As opposed to while (!fut.isCompleted) which is just going to spend every possible CPU cycle running that check.

However, as @gatear already mentioned, you typically won't ever call Await.ready(...). Typically you will attach some behavior to the future so that it will run when the result becomes available (i.e. let the Future tell things are ready, rather than being like a child in the back seat of a car, constantly asking "are we there yet?"). For example:

val loadGoogleHtml: Future[String] = /* ... */

loadGoogleHtml.onComplete {
  case Success(html) => println(s"loaded google.com --\n$html")
  case Failure(err) => err.printStackTrace()
}

Or you could create a new Future that applies some post-processing to the first future, e.g.
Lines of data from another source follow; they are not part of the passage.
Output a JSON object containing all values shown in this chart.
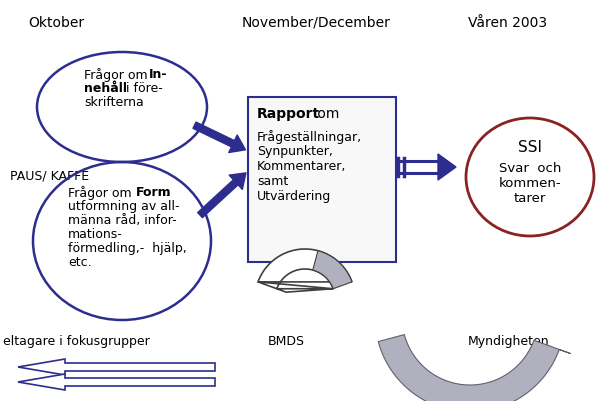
{
  "bg_color": "#ffffff",
  "title_oktober": "Oktober",
  "title_nov_dec": "November/December",
  "title_varen": "Våren 2003",
  "paus_text": "PAUS/ KAFFE",
  "rapport_title": "Rapport",
  "ssi_text": "SSI",
  "label_deltagare": "eltagare i fokusgrupper",
  "label_bmds": "BMDS",
  "label_myndigheten": "Myndigheten",
  "blue_ellipse": "#2d2d8f",
  "red_ellipse": "#8b2222",
  "arrow_blue": "#2d2d8f",
  "gray_fill": "#b0b0be",
  "gray_edge": "#606070",
  "box_border": "#2d2d8f",
  "box_face": "#f8f8f8"
}
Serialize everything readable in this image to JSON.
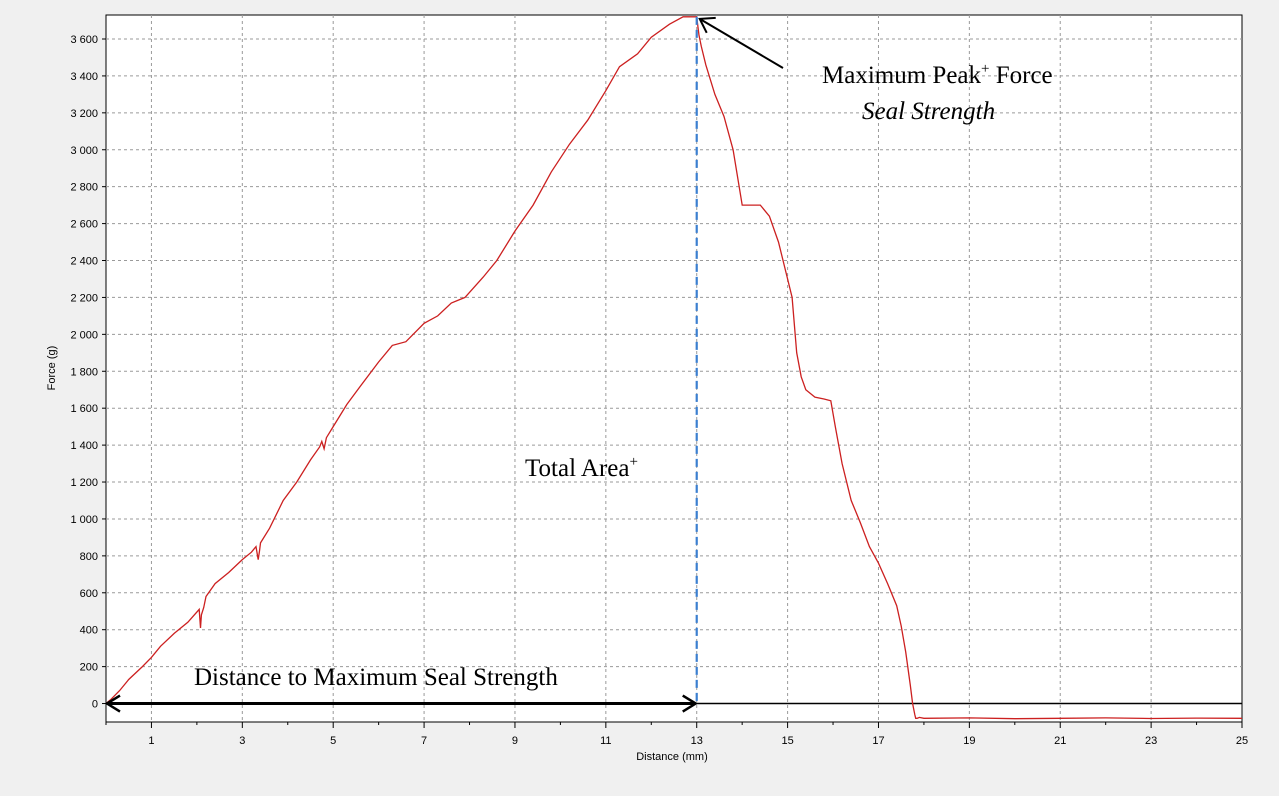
{
  "chart_data": {
    "type": "line",
    "xlabel": "Distance (mm)",
    "ylabel": "Force (g)",
    "xlim": [
      0,
      25
    ],
    "ylim": [
      -100,
      3730
    ],
    "x_ticks": [
      1,
      3,
      5,
      7,
      9,
      11,
      13,
      15,
      17,
      19,
      21,
      23,
      25
    ],
    "x_tick_labels": [
      "1",
      "3",
      "5",
      "7",
      "9",
      "11",
      "13",
      "15",
      "17",
      "19",
      "21",
      "23",
      "25"
    ],
    "y_ticks": [
      0,
      200,
      400,
      600,
      800,
      1000,
      1200,
      1400,
      1600,
      1800,
      2000,
      2200,
      2400,
      2600,
      2800,
      3000,
      3200,
      3400,
      3600
    ],
    "y_tick_labels": [
      "0",
      "200",
      "400",
      "600",
      "800",
      "1 000",
      "1 200",
      "1 400",
      "1 600",
      "1 800",
      "2 000",
      "2 200",
      "2 400",
      "2 600",
      "2 800",
      "3 000",
      "3 200",
      "3 400",
      "3 600"
    ],
    "grid": true,
    "colors": {
      "series": "#cc2020",
      "peak_line": "#3b7fd0",
      "background": "#ffffff",
      "frame": "#f0f0f0"
    },
    "series": [
      {
        "x": [
          0,
          0.1,
          0.3,
          0.5,
          0.8,
          1.0,
          1.2,
          1.5,
          1.8,
          2.05,
          2.08,
          2.1,
          2.15,
          2.2,
          2.4,
          2.7,
          3.0,
          3.2,
          3.3,
          3.35,
          3.38,
          3.4,
          3.6,
          3.9,
          4.2,
          4.5,
          4.7,
          4.75,
          4.8,
          4.85,
          5.0,
          5.3,
          5.6,
          6.0,
          6.3,
          6.6,
          7.0,
          7.3,
          7.6,
          7.9,
          8.3,
          8.6,
          9.0,
          9.4,
          9.8,
          10.2,
          10.6,
          11.0,
          11.3,
          11.7,
          12.0,
          12.4,
          12.7,
          12.9,
          13.0,
          13.05,
          13.1,
          13.2,
          13.4,
          13.6,
          13.8,
          14.0,
          14.2,
          14.4,
          14.6,
          14.8,
          15.0,
          15.1,
          15.2,
          15.3,
          15.4,
          15.6,
          15.8,
          15.95,
          16.05,
          16.2,
          16.4,
          16.6,
          16.8,
          17.0,
          17.2,
          17.4,
          17.5,
          17.6,
          17.7,
          17.75,
          17.8,
          17.82,
          17.85,
          17.9,
          18.0,
          19.0,
          20.0,
          21.0,
          22.0,
          23.0,
          24.0,
          25.0
        ],
        "y": [
          0,
          20,
          70,
          130,
          200,
          250,
          310,
          380,
          440,
          510,
          410,
          480,
          520,
          580,
          650,
          710,
          780,
          820,
          850,
          780,
          830,
          870,
          950,
          1100,
          1200,
          1320,
          1390,
          1420,
          1380,
          1440,
          1500,
          1620,
          1720,
          1850,
          1940,
          1960,
          2060,
          2100,
          2170,
          2200,
          2310,
          2400,
          2560,
          2700,
          2880,
          3030,
          3160,
          3320,
          3450,
          3520,
          3610,
          3680,
          3720,
          3720,
          3720,
          3620,
          3560,
          3460,
          3300,
          3180,
          3000,
          2700,
          2700,
          2700,
          2640,
          2500,
          2300,
          2200,
          1900,
          1770,
          1700,
          1660,
          1650,
          1640,
          1500,
          1300,
          1100,
          980,
          850,
          760,
          650,
          530,
          420,
          280,
          100,
          0,
          -60,
          -80,
          -80,
          -75,
          -80,
          -78,
          -82,
          -80,
          -78,
          -81,
          -79,
          -80
        ]
      }
    ],
    "annotations": {
      "peak_title_main": "Maximum Peak",
      "peak_title_sup": "+",
      "peak_title_end": " Force",
      "peak_subtitle": "Seal Strength",
      "area_main": "Total Area",
      "area_sup": "+",
      "distance_label": "Distance to Maximum Seal Strength",
      "peak_x": 13,
      "peak_y": 3720
    }
  }
}
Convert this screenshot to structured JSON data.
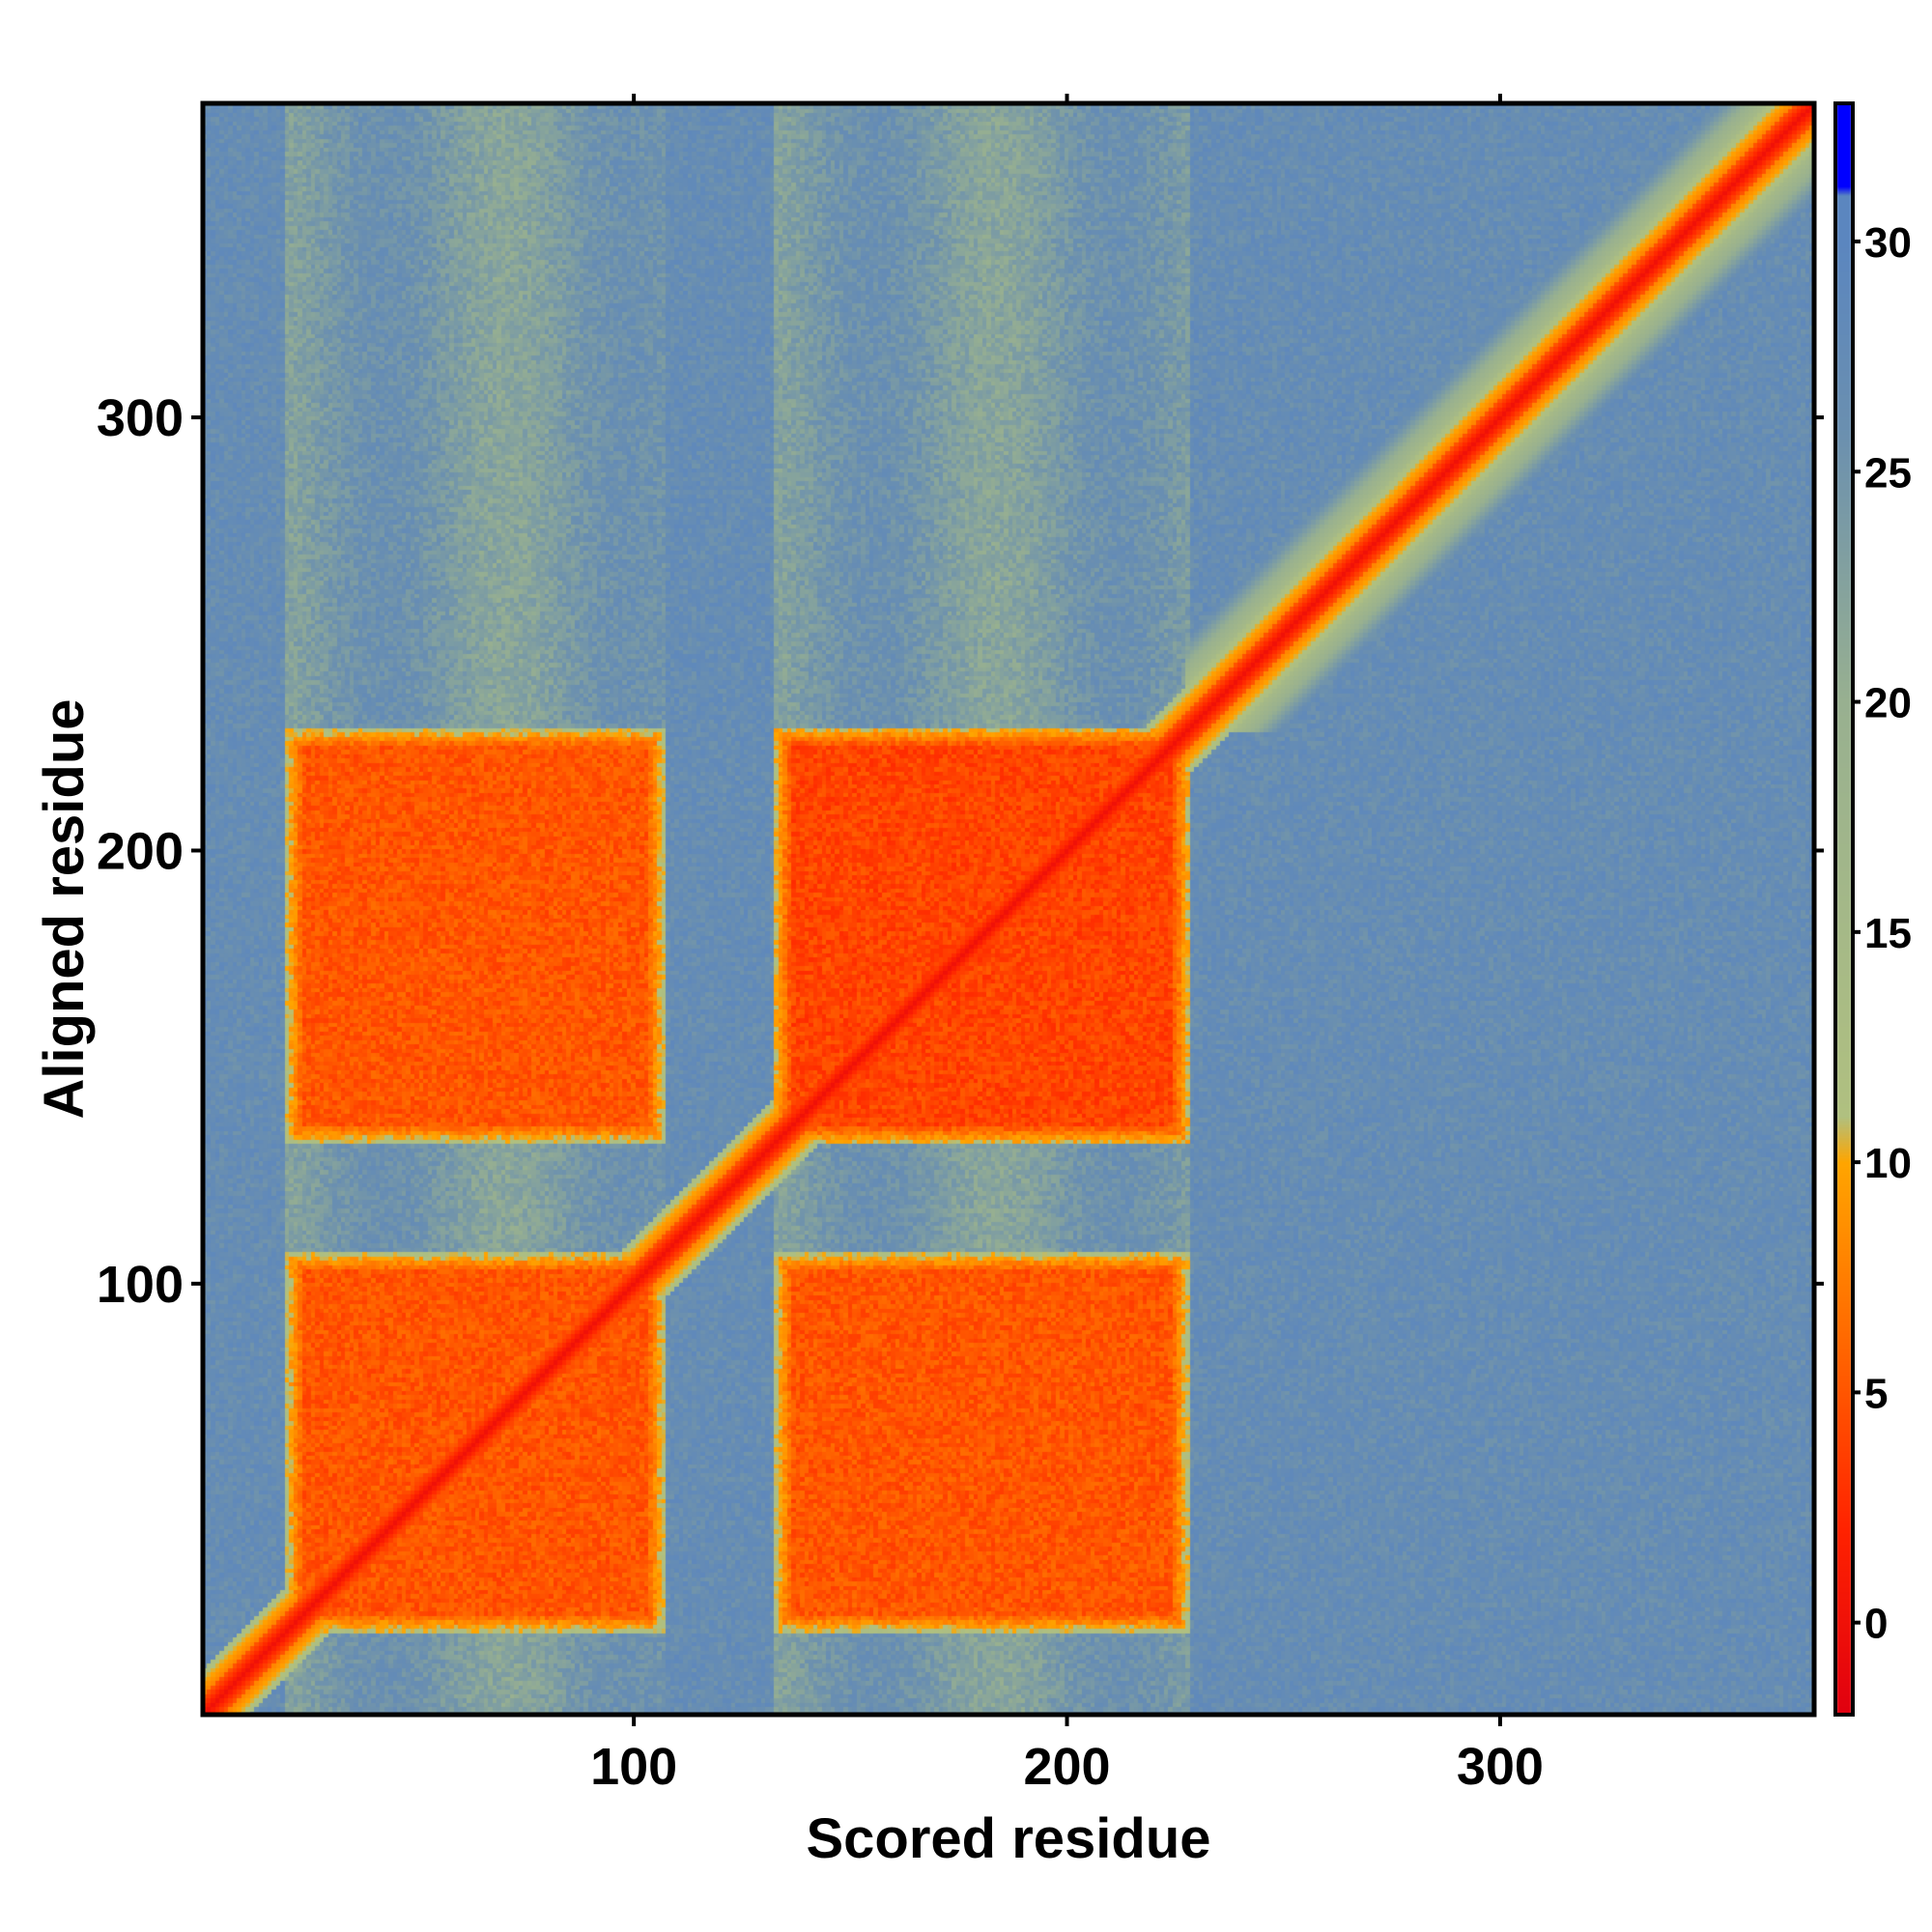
{
  "chart_data": {
    "type": "heatmap",
    "title": "",
    "xlabel": "Scored residue",
    "ylabel": "Aligned residue",
    "xlim": [
      1,
      372
    ],
    "ylim": [
      1,
      372
    ],
    "x_ticks": [
      100,
      200,
      300
    ],
    "y_ticks": [
      100,
      200,
      300
    ],
    "grid": false,
    "colorbar": {
      "range": [
        -2,
        33
      ],
      "ticks": [
        0,
        5,
        10,
        15,
        20,
        25,
        30
      ],
      "tick_labels": [
        "0",
        "5",
        "10",
        "15",
        "20",
        "25",
        "30"
      ],
      "placement": "right",
      "stops": [
        {
          "value": -2,
          "color": "#e00010"
        },
        {
          "value": 2,
          "color": "#ff2200"
        },
        {
          "value": 6,
          "color": "#ff6600"
        },
        {
          "value": 10,
          "color": "#ffa500"
        },
        {
          "value": 11,
          "color": "#b0c080"
        },
        {
          "value": 20,
          "color": "#98b090"
        },
        {
          "value": 26,
          "color": "#6a8fb0"
        },
        {
          "value": 30,
          "color": "#5b86bf"
        },
        {
          "value": 31,
          "color": "#5b86bf"
        },
        {
          "value": 31.2,
          "color": "#0000ff"
        },
        {
          "value": 33,
          "color": "#0000ff"
        }
      ]
    },
    "background_value": 27,
    "diagonal_value": 0,
    "domains": [
      {
        "name": "A",
        "range": [
          20,
          107
        ]
      },
      {
        "name": "B",
        "range": [
          133,
          228
        ]
      }
    ],
    "block_values": [
      {
        "rows": "A",
        "cols": "A",
        "value": 5
      },
      {
        "rows": "A",
        "cols": "B",
        "value": 5
      },
      {
        "rows": "B",
        "cols": "A",
        "value": 5
      },
      {
        "rows": "B",
        "cols": "B",
        "value": 4
      }
    ],
    "secondary_values": [
      {
        "axis": "both",
        "range": [
          228,
          372
        ],
        "near_diagonal_value": 3
      }
    ]
  }
}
val loadGoogleHtmlAsXml: Future[XML] = {
  loadGoogleHtml.map { rawHtml => parseRawXml(rawHtml) }
}

The point of using Future is to help you out when you have some value that will eventually be available (e.g. some IO operation like communicating with a remote server, or a long computation that's being run on a separate thread or thread-pool), where that result is communicated via a callback function; Future is effectively a nicer way to interact with that callback-based design.

CodePudding user response:

Working with async code in Scala you'll probably interact with a framework that will either take or give you a Future[T].

In a prod environment don't wait in a while block for a Future.
If you really need to do it use Await:

  import scala.concurrent.duration._

  Await.result(fut, 1 minute) //will return the result
  Await.ready(fut, 1 minute)  //or just await for completion

Both block but regarding your question here is a snippet from the Scala doc:
Although this method is blocking, the internal use of [[scala.concurrent.blocking blocking]] ensures that the underlying [[ExecutionContext]] is given an opportunity to properly manage the blocking.